The complex work, a departure from Cave’s human-scaled “Soundsuits,” is an attempt to address the murder of black men gunned down by police in communities all over America.

Initially, particularly when mobbed with visitors during the opening, it is difficult to intuit how to navigate and comprehend the cluttered, kitschy space.

Through what appeared to be a path we came to a central area with a chandelier/ cloud supported by a sprawling yellow, metal construction with four sets of steps. We lined up and one-by-one ascended these stairways to heaven. One had a brief encounter with a dense clutter of signifying elements.

The lawn jockeys, literally buried in the heap of debris, held out dream-catcher butterfly nets. That nugget we learned through research but will not be readily apparent to visitors. It helps to have a cheat sheet when visiting this installation with its conundrum of populist entertainment vs. subversive narrative in the none-too-clear intentionality of the artist.

While the curator Denise Markonish empowered the artist to spin a room of straw into gold she might have helped to give articulation, shape and form to the project.  All that glitters is not gold.

There was only time for a brief encounter with an installation that on first impression was more spectacle than spectacular. It evokes a big budget movie with incredible special effects but not much of a plot. Follow up visits will allow for finding the narrative threads necessary for in-depth critical analysis.

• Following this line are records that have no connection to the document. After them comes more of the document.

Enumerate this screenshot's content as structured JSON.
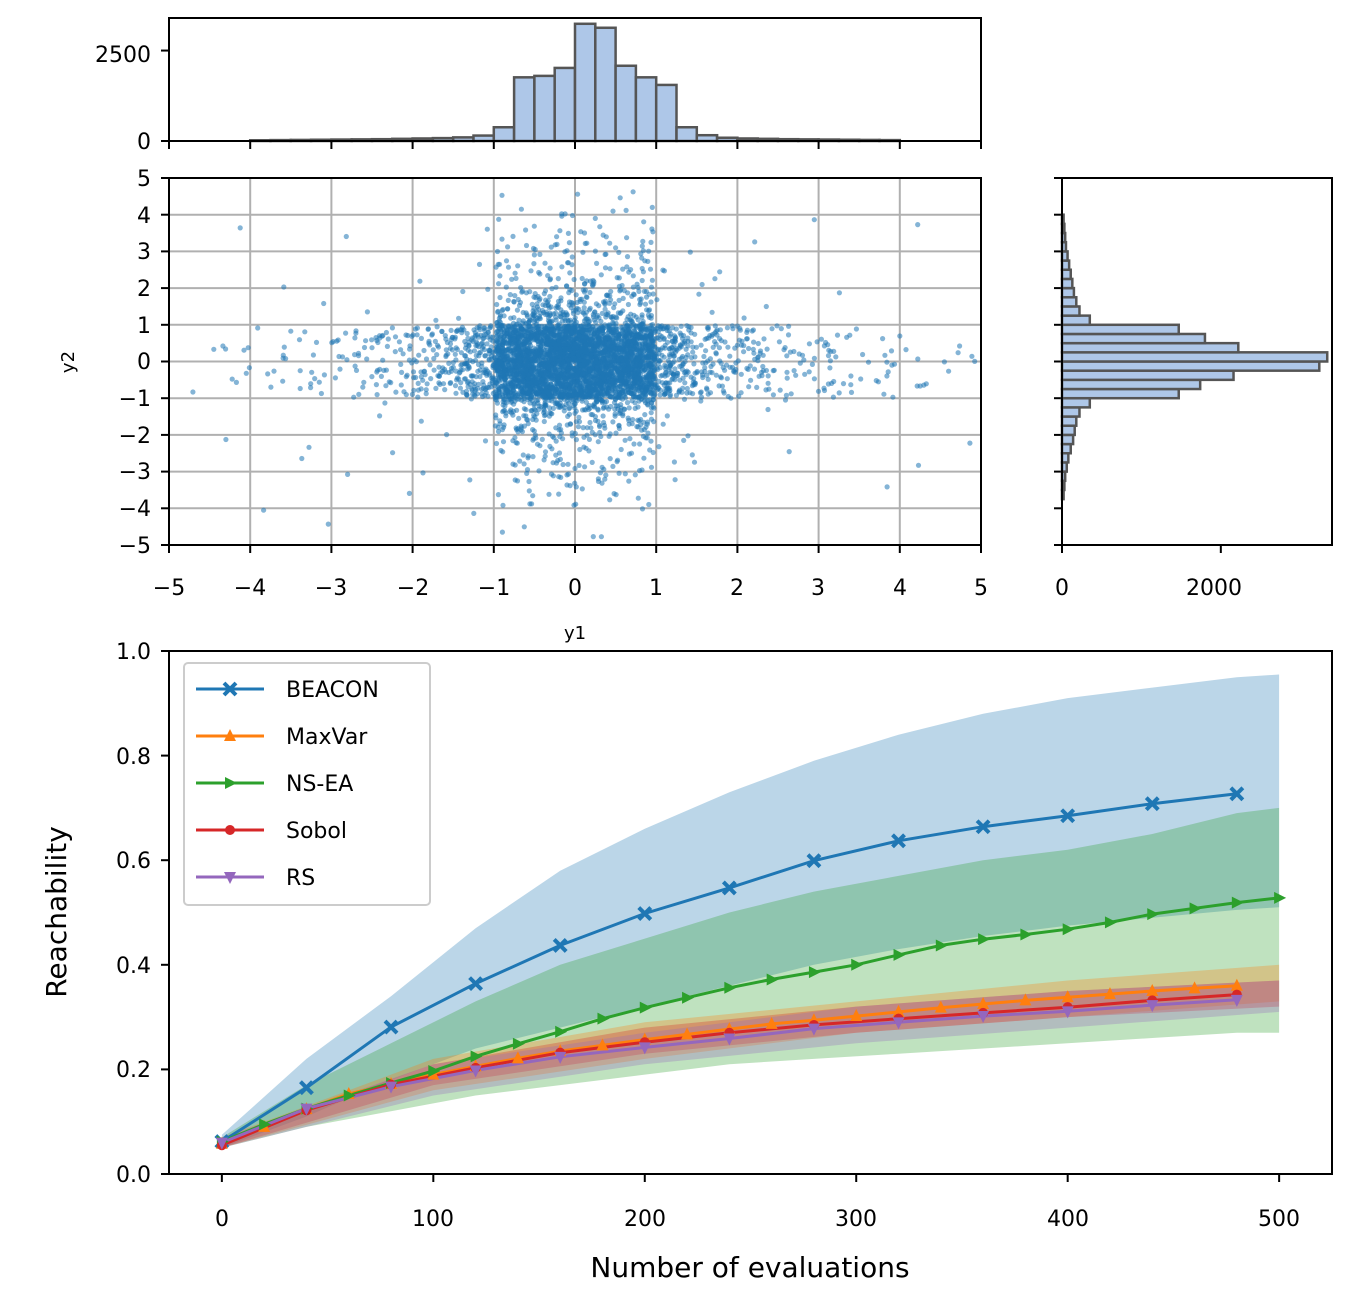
{
  "top_histogram": {
    "axis_name": "y1",
    "y_ticks": [
      "0",
      "2500"
    ],
    "y_tick_values": [
      0,
      2500
    ],
    "ylim": [
      0,
      3400
    ],
    "bins_from": -5,
    "bin_width": 0.25,
    "counts": [
      0,
      0,
      0,
      0,
      20,
      25,
      30,
      35,
      40,
      45,
      50,
      60,
      70,
      80,
      100,
      150,
      380,
      1760,
      1800,
      2020,
      3240,
      3130,
      2080,
      1760,
      1550,
      380,
      160,
      90,
      70,
      60,
      50,
      45,
      40,
      35,
      30,
      25,
      0,
      0,
      0,
      0
    ]
  },
  "scatter": {
    "xlabel": "y1",
    "ylabel": "y2",
    "xlim": [
      -5,
      5
    ],
    "ylim": [
      -5,
      5
    ],
    "x_ticks": [
      "−5",
      "−4",
      "−3",
      "−2",
      "−1",
      "0",
      "1",
      "2",
      "3",
      "4",
      "5"
    ],
    "x_tick_values": [
      -5,
      -4,
      -3,
      -2,
      -1,
      0,
      1,
      2,
      3,
      4,
      5
    ],
    "y_ticks": [
      "−5",
      "−4",
      "−3",
      "−2",
      "−1",
      "0",
      "1",
      "2",
      "3",
      "4",
      "5"
    ],
    "y_tick_values": [
      -5,
      -4,
      -3,
      -2,
      -1,
      0,
      1,
      2,
      3,
      4,
      5
    ],
    "point_color": "#1f77b4"
  },
  "right_histogram": {
    "x_ticks": [
      "0",
      "2000"
    ],
    "x_tick_values": [
      0,
      2000
    ],
    "xlim": [
      0,
      3400
    ],
    "bins_from": -5,
    "bin_width": 0.25,
    "counts": [
      0,
      0,
      0,
      0,
      0,
      20,
      30,
      40,
      60,
      80,
      110,
      140,
      160,
      180,
      220,
      350,
      1470,
      1740,
      2160,
      3240,
      3340,
      2220,
      1800,
      1470,
      350,
      220,
      180,
      150,
      130,
      110,
      90,
      70,
      50,
      40,
      30,
      20,
      0,
      0,
      0,
      0
    ]
  },
  "hist_style": {
    "fill": "#aec7e8",
    "edge": "#555555"
  },
  "chart_data": {
    "type": "line",
    "xlabel": "Number of evaluations",
    "ylabel": "Reachability",
    "xlim": [
      -25,
      525
    ],
    "ylim": [
      0,
      1.0
    ],
    "x_ticks": [
      "0",
      "100",
      "200",
      "300",
      "400",
      "500"
    ],
    "x_tick_values": [
      0,
      100,
      200,
      300,
      400,
      500
    ],
    "y_ticks": [
      "0.0",
      "0.2",
      "0.4",
      "0.6",
      "0.8",
      "1.0"
    ],
    "y_tick_values": [
      0,
      0.2,
      0.4,
      0.6,
      0.8,
      1.0
    ],
    "legend_position": "upper-left",
    "series": [
      {
        "name": "BEACON",
        "color": "#1f77b4",
        "marker": "x",
        "x": [
          0,
          40,
          80,
          120,
          160,
          200,
          240,
          280,
          320,
          360,
          400,
          440,
          480
        ],
        "values": [
          0.062,
          0.165,
          0.281,
          0.364,
          0.437,
          0.498,
          0.547,
          0.599,
          0.637,
          0.664,
          0.685,
          0.708,
          0.727
        ],
        "band_x": [
          0,
          40,
          80,
          120,
          160,
          200,
          240,
          280,
          320,
          360,
          400,
          440,
          480,
          500
        ],
        "band_low": [
          0.05,
          0.11,
          0.18,
          0.24,
          0.28,
          0.32,
          0.36,
          0.4,
          0.43,
          0.455,
          0.475,
          0.49,
          0.505,
          0.51
        ],
        "band_high": [
          0.075,
          0.22,
          0.34,
          0.47,
          0.58,
          0.66,
          0.73,
          0.79,
          0.84,
          0.88,
          0.91,
          0.93,
          0.95,
          0.955
        ]
      },
      {
        "name": "MaxVar",
        "color": "#ff7f0e",
        "marker": "triangle-up",
        "x": [
          0,
          20,
          40,
          60,
          80,
          100,
          120,
          140,
          160,
          180,
          200,
          220,
          240,
          260,
          280,
          300,
          320,
          340,
          360,
          380,
          400,
          420,
          440,
          460,
          480
        ],
        "values": [
          0.058,
          0.09,
          0.124,
          0.153,
          0.172,
          0.19,
          0.206,
          0.221,
          0.235,
          0.246,
          0.257,
          0.267,
          0.277,
          0.287,
          0.294,
          0.302,
          0.31,
          0.318,
          0.325,
          0.332,
          0.338,
          0.344,
          0.35,
          0.355,
          0.36
        ],
        "band_x": [
          0,
          100,
          200,
          300,
          400,
          500
        ],
        "band_low": [
          0.05,
          0.16,
          0.22,
          0.27,
          0.3,
          0.33
        ],
        "band_high": [
          0.07,
          0.22,
          0.29,
          0.33,
          0.37,
          0.4
        ]
      },
      {
        "name": "NS-EA",
        "color": "#2ca02c",
        "marker": "triangle-right",
        "x": [
          0,
          20,
          40,
          60,
          80,
          100,
          120,
          140,
          160,
          180,
          200,
          220,
          240,
          260,
          280,
          300,
          320,
          340,
          360,
          380,
          400,
          420,
          440,
          460,
          480,
          500
        ],
        "values": [
          0.062,
          0.095,
          0.125,
          0.15,
          0.174,
          0.197,
          0.225,
          0.249,
          0.272,
          0.297,
          0.318,
          0.337,
          0.356,
          0.372,
          0.386,
          0.4,
          0.419,
          0.437,
          0.449,
          0.458,
          0.468,
          0.481,
          0.497,
          0.508,
          0.519,
          0.528
        ],
        "band_x": [
          0,
          40,
          80,
          120,
          160,
          200,
          240,
          280,
          320,
          360,
          400,
          440,
          480,
          500
        ],
        "band_low": [
          0.05,
          0.09,
          0.12,
          0.15,
          0.17,
          0.19,
          0.21,
          0.22,
          0.23,
          0.24,
          0.25,
          0.26,
          0.27,
          0.27
        ],
        "band_high": [
          0.07,
          0.17,
          0.25,
          0.33,
          0.4,
          0.45,
          0.5,
          0.54,
          0.57,
          0.6,
          0.62,
          0.65,
          0.69,
          0.7
        ]
      },
      {
        "name": "Sobol",
        "color": "#d62728",
        "marker": "circle",
        "x": [
          0,
          40,
          80,
          120,
          160,
          200,
          240,
          280,
          320,
          360,
          400,
          440,
          480
        ],
        "values": [
          0.055,
          0.122,
          0.171,
          0.203,
          0.232,
          0.252,
          0.27,
          0.285,
          0.297,
          0.308,
          0.319,
          0.332,
          0.343
        ],
        "band_x": [
          0,
          100,
          200,
          300,
          400,
          500
        ],
        "band_low": [
          0.05,
          0.17,
          0.23,
          0.27,
          0.3,
          0.32
        ],
        "band_high": [
          0.065,
          0.21,
          0.28,
          0.32,
          0.35,
          0.37
        ]
      },
      {
        "name": "RS",
        "color": "#9467bd",
        "marker": "triangle-down",
        "x": [
          0,
          40,
          80,
          120,
          160,
          200,
          240,
          280,
          320,
          360,
          400,
          440,
          480
        ],
        "values": [
          0.06,
          0.125,
          0.167,
          0.198,
          0.224,
          0.242,
          0.259,
          0.278,
          0.29,
          0.302,
          0.311,
          0.323,
          0.333
        ],
        "band_x": [
          0,
          100,
          200,
          300,
          400,
          500
        ],
        "band_low": [
          0.05,
          0.15,
          0.21,
          0.25,
          0.28,
          0.31
        ],
        "band_high": [
          0.07,
          0.21,
          0.27,
          0.32,
          0.35,
          0.37
        ]
      }
    ]
  }
}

Nearby gospel singer Brenda Wimberly, accompanied by organist Sereca Henderson, on a small stage was belting out a bathetic version of the treacly anthem “You’ll Never Walk Alone.” The stage will be the locus for performance events, including one by the artist, Bill T. Jones, and Solange Knowles among others, planned for the year-long run of the exhibition.

At the rear of the space is a balcony. Below it was a room with video projections, a changing mural on the walls, and an illusion of waves and water around our ankles.

On the balcony is a blue and white, glitter curtain, waterfall glimmering in a breeze generated by a bank of industrial fans behind it.

The view from the edge of the balcony was obstructed by a web of woven strung beads. There are several million of them representing quite a task to accomplish.

While it will take time to sort out what it all means it was clear that, taken on face value, visitors were having a good time. Everyone loves a parade.